Thorsten Sellin points out that ‘ Crime arising from primary cultural conflict occurs when a colonial power extends her legal system to her colonial territories. When this happens, traditional practices which are in conflict with the criminal code of the colonial power are made illegal by the colonial government.’
Section 357A of the Code of Criminal Procedure,1973 has been incorporated in the Cr.P.C. . The object and purpose of the provision is to enable the Court to direct the State to pay compensation to the victim where the compensation under Section 357 was not adequate or where the case ended in acquittal or discharge and the victim was required to be rehabilitated. The provision was incorporated on the recommendation of 154th Report of Law Commission. Victims of rape, assault, child sexual abuse, drunk driving, and domestic violence, as well as the families of homicide victims, are all eligible to apply for financial help. Compensation shall be provided for any economically Assessable damage resulting from violations of human rights or international humanitarian law, such as: (a) Physical or mental harm, including pain, suffering and emotional distress; (b) Lost opportunities including education; (c) Material damages and loss of earnings, including loss of earning potential; (d) Harm to reputation or dignity; (e) Costs required for legal or expert assistance, medicines and medical services.”
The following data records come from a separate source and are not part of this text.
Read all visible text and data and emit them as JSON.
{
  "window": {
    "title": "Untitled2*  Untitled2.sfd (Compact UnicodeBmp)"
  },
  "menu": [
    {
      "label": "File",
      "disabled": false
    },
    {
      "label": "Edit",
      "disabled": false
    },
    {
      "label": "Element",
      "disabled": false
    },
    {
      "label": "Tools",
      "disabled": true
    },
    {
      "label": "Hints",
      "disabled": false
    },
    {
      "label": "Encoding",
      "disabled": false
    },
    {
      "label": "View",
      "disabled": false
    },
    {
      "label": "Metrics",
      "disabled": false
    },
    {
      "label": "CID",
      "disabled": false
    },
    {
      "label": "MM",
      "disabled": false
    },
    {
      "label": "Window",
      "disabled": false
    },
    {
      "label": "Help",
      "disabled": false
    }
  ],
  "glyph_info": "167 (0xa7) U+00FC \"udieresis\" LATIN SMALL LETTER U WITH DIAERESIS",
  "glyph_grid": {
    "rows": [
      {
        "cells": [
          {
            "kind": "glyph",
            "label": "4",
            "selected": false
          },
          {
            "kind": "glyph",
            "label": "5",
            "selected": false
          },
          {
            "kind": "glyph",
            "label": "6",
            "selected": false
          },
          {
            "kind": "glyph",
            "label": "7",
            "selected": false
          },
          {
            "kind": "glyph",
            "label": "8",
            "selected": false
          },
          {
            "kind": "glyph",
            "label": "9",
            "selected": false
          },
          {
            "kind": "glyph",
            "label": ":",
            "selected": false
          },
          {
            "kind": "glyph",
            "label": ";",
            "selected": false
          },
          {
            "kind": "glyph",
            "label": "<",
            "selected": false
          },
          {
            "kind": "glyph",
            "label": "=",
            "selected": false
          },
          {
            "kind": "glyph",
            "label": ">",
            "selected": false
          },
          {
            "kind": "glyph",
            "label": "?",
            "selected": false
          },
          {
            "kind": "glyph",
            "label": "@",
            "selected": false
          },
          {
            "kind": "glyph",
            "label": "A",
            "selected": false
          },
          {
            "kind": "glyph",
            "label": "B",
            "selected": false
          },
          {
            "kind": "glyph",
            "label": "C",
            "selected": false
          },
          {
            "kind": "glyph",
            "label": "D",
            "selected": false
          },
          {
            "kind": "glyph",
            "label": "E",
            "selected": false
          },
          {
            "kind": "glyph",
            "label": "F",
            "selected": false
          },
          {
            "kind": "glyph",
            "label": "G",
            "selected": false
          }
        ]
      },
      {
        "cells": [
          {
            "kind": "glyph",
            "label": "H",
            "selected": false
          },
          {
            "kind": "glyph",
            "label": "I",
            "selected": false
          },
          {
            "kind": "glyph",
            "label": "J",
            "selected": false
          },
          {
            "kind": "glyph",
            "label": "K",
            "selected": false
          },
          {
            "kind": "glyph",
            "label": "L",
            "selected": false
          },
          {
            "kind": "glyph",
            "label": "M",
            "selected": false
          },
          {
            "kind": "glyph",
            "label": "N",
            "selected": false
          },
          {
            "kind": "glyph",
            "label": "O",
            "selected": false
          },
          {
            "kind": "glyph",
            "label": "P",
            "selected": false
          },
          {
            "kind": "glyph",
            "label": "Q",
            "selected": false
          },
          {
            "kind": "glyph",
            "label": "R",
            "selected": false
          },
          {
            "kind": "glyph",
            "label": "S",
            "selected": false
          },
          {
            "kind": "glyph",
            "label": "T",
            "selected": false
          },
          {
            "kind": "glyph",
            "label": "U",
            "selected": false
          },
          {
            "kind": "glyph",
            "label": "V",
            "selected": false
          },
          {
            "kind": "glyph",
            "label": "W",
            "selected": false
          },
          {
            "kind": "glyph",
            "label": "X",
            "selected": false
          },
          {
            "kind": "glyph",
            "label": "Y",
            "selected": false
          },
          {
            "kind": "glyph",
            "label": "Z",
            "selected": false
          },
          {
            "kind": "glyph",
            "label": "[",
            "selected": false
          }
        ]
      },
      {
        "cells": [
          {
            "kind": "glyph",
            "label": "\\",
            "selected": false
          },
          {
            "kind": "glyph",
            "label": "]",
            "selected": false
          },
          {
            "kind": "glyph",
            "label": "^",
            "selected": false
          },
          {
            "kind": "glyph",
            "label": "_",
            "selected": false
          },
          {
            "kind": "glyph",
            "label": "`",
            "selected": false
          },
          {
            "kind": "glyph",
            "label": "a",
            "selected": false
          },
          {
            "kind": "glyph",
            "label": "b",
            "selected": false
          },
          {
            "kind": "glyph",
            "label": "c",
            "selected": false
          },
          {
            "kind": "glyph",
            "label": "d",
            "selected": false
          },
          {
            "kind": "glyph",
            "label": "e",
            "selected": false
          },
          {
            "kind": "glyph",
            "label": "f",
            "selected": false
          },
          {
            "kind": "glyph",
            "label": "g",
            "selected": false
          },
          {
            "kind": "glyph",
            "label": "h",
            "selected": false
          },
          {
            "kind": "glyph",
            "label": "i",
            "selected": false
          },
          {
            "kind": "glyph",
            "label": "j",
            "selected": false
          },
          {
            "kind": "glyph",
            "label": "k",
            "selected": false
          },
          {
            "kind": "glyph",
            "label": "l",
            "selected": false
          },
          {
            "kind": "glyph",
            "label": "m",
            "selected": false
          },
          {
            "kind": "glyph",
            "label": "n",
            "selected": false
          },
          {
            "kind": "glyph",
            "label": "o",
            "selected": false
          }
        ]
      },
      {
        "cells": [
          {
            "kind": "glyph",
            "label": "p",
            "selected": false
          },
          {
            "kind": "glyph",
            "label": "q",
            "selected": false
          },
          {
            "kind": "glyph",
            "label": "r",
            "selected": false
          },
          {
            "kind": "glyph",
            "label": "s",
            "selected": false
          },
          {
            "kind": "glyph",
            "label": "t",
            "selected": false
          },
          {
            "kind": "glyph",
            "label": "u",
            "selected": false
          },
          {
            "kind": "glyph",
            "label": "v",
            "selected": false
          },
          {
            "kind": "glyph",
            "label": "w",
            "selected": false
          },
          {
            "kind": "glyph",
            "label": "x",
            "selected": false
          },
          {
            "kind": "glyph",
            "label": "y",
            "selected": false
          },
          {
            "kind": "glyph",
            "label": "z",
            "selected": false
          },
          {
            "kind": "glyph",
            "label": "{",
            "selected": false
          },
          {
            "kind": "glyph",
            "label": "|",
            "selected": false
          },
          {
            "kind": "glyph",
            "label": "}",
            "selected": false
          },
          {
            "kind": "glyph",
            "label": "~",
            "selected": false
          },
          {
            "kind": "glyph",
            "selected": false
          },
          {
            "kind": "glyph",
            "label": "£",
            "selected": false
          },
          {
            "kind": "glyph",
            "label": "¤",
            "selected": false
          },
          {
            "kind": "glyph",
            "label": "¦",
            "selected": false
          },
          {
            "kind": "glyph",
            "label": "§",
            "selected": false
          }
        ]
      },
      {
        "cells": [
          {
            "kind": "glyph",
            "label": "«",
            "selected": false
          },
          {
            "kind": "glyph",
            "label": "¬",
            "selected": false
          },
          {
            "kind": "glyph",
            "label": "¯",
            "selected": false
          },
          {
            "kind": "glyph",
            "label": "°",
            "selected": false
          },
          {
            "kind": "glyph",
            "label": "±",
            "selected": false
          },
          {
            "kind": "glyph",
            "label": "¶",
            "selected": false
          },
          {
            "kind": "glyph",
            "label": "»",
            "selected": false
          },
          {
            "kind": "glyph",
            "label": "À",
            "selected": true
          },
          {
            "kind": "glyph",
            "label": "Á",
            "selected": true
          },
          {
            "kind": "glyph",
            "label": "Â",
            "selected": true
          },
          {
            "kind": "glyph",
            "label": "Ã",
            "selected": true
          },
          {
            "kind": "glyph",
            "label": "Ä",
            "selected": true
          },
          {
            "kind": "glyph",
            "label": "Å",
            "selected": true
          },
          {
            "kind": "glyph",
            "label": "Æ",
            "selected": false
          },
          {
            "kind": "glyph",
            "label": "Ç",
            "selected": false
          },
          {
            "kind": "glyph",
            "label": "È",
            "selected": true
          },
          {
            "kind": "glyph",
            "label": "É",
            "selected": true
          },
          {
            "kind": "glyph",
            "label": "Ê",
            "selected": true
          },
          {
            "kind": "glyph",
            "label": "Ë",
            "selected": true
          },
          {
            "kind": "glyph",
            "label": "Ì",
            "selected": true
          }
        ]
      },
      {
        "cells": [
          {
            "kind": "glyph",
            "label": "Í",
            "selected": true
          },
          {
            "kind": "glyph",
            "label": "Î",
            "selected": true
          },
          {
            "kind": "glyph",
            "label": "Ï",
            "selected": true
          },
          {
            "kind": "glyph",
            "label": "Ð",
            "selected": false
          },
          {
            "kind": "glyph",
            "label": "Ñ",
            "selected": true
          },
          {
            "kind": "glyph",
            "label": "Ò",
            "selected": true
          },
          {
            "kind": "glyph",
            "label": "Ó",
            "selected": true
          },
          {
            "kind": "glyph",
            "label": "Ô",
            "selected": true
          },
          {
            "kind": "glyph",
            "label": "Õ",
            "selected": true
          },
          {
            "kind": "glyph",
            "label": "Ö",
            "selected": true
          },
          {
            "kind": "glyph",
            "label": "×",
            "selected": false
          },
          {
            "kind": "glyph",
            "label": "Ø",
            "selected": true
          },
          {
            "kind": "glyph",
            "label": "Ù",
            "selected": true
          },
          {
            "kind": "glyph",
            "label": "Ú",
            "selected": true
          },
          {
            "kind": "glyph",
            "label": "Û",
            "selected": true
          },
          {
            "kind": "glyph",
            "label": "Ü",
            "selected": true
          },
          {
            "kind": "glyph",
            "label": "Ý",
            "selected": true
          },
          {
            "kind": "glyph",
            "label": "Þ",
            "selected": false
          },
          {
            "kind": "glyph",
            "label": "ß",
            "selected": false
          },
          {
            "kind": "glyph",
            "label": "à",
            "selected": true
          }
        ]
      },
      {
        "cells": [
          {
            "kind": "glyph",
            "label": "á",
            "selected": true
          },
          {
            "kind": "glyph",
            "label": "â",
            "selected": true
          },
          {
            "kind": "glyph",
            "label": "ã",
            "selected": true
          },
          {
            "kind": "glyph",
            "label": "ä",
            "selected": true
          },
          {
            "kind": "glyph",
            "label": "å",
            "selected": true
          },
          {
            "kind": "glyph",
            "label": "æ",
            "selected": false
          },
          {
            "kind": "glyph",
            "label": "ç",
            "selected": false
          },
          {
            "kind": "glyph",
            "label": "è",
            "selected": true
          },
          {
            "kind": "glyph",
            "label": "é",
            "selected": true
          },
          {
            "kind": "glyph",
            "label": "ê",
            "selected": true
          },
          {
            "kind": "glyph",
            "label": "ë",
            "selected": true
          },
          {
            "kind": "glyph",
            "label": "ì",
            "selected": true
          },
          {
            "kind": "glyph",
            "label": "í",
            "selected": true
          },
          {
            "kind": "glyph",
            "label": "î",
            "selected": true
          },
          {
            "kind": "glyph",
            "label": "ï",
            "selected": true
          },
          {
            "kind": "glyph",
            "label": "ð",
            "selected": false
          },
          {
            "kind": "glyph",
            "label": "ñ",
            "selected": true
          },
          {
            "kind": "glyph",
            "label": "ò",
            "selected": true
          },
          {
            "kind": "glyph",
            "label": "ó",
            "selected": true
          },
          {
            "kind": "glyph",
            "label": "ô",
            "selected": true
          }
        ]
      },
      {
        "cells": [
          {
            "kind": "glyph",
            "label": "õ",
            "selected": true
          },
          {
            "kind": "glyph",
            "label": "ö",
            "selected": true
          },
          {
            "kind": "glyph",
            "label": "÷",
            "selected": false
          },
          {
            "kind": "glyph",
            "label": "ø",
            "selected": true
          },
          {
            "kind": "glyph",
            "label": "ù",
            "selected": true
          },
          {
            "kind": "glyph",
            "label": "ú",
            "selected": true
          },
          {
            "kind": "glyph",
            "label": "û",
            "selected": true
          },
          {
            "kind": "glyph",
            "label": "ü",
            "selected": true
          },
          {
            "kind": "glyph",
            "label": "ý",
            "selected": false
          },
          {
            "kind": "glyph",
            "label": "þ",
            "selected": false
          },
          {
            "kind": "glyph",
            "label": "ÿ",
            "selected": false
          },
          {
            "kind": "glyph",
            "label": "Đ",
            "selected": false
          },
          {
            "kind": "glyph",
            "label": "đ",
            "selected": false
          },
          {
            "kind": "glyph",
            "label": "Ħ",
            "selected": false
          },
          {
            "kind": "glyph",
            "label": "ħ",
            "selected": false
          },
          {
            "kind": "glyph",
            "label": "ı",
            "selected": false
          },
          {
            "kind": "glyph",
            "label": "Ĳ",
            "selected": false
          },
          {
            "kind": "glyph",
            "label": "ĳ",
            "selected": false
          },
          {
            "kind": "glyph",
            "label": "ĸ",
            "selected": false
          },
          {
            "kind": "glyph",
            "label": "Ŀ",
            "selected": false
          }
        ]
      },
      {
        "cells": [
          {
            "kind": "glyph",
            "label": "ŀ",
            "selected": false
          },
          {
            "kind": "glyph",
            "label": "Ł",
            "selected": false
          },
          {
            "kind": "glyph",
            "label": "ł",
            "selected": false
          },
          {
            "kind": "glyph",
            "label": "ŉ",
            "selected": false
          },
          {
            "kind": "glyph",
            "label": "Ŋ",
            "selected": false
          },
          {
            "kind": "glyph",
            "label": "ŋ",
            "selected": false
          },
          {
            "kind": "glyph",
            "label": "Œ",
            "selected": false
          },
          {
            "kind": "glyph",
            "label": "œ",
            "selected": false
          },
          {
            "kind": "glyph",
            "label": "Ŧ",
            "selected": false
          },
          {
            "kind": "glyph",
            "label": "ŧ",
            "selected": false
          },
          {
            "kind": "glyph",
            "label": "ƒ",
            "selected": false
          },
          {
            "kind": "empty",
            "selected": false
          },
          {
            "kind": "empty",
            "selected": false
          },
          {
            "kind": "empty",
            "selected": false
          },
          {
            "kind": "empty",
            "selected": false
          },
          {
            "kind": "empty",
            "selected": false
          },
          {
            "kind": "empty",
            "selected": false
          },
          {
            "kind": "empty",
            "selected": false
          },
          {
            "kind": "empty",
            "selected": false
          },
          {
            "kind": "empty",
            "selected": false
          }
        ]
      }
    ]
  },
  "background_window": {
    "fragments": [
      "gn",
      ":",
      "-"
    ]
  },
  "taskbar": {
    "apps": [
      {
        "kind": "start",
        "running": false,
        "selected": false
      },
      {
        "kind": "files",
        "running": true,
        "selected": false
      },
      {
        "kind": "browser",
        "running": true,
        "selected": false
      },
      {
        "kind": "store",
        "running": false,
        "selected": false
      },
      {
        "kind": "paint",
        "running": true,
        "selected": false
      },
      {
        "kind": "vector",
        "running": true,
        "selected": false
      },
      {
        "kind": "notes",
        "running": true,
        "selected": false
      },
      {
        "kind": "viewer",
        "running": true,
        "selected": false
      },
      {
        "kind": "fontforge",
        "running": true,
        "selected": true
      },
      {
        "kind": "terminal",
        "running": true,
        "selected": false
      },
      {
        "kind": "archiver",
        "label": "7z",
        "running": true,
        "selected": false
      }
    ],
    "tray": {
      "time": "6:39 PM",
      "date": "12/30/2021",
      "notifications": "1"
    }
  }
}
There are arguments that even several enactments are brought into existence, those are too vague to give any information as to whether any new schemes are being brought into effect for the speedy and immediate welfare of victims by the legislatures. When it is mentioned in the existing enactments that several social reforms were brought for safety of women, it is admitted that those are old laws and no new comprehensive legislation is enacted to provide immediate relief to the victim, at least, intentional civil wrongs are not codified in India whereas other developed countries enacted such law for the safety of victims. Still most of the people in India blindly rely on the provisions of Indian Penal Code,1860 without mulling over whether it is a civil or criminal case. The reason for such situation is that civil wrongs, which concentrate more on victims, is not codified in India.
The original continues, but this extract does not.